Addressing a gathering of British Indian Conservative Party members in August, the 42-year-old UK-born Indian-origin Tory MP for Richmond in Yorkshire vowed to get the country through the “difficult times” of inflation and build a better, safer Britain.
A majority in the cheering crowd were categorical that Sunak’s Indian heritage and ethnic minority background had no part to play in the contest to become British Prime Minister.
During an event hosted by the Conservative Friends of India (CFIN) diaspora organisation in north London, the former Chancellor greeted the gathering with a mix of traditional greetings such as “namaste, salaam, khem cho and kidda” and even broke into Hindi: “aap sab mere parivar ho (you all are my family)”.
“We know the UK-India relationship is important. We represent the living bridge between our two countries,” he said, in response to a question about bilateral ties from CFIN co-chair Reena Ranger.
“We are all very aware of the opportunity for the UK to sell things and do things in India, but actually we need to look at that relationship differently because there is an enormous amount that we here in the UK can learn from India.
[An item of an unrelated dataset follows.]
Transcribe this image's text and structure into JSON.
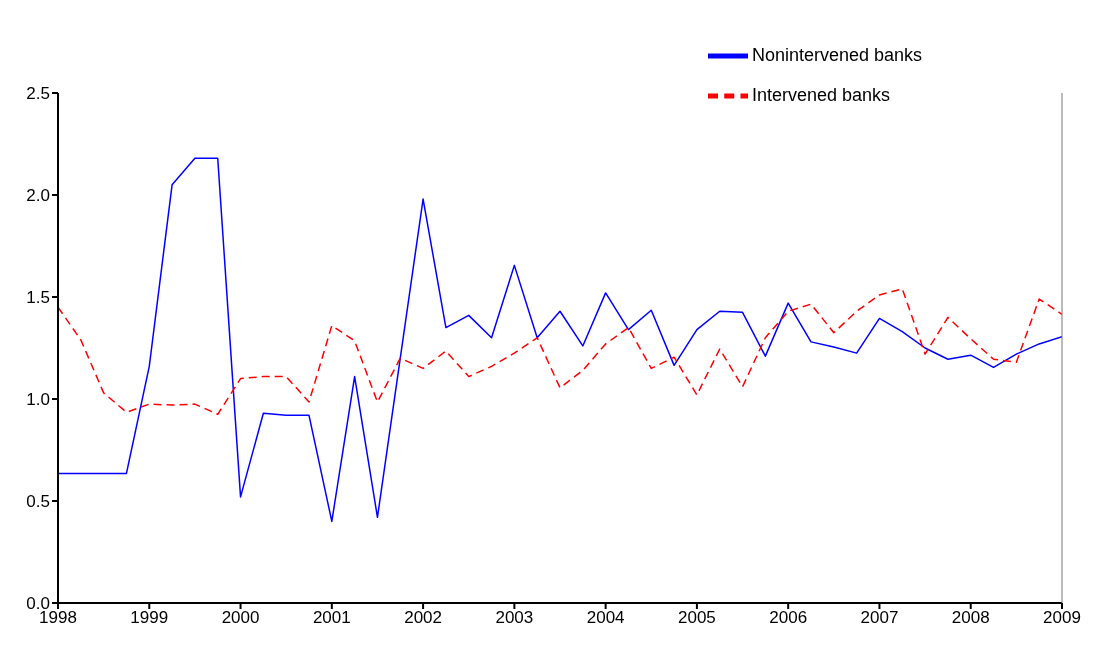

“I want to make sure that it’s easy for our students to also travel to India and learn, that it’s also easy for our companies and Indian companies to work together because it’s not just a one-way relationship, it’s a two-way relationship, and that’s the type of change I want to bring to that relationship,” he had said.
The UK-born son of Indian-origin general practitioner father Yashvir and pharmacist mother Usha had spoken extensively of his migrant roots during the last campaign and also referenced making history by lighting Diwali diyas at 11 Downing Street as the first Indian-origin Chancellor of the Exchequer.
“Sixty years after my Naniji boarded a plane in East Africa, on a warm sunny evening in October, her great-grandaughters, my kids, played in the street outside our home, painted Rangoli on the doorstep, lit sparklers and diyas; had fun like so many other families on Diwali. Except the street was Downing Street, and the door was the door to No. 11,” said Mr Sunak, in his campaign video a few months ago.
That personal story also extended to a visibly emotional reference to his parents-in-law – Infosys co-founder Narayana Murthy and Sudha Murthy – as he hit back at attacks on his wife Akshata Murthy’s family wealth.
“I’m actually incredibly proud of what my parents-in-law built,” he said, during heated television debates over the past few months.
As a devout Hindu, Rishi Sunak is a regular at the temple where he was born in Southampton and his daughters, Anoushka and Krishna, are also rooted in the Indian culture.
He recently shared how Anoushka performed Kuchipudi with her classmates for the Queen’s Platinum Jubilee celebrations at Westminster Abbey in June.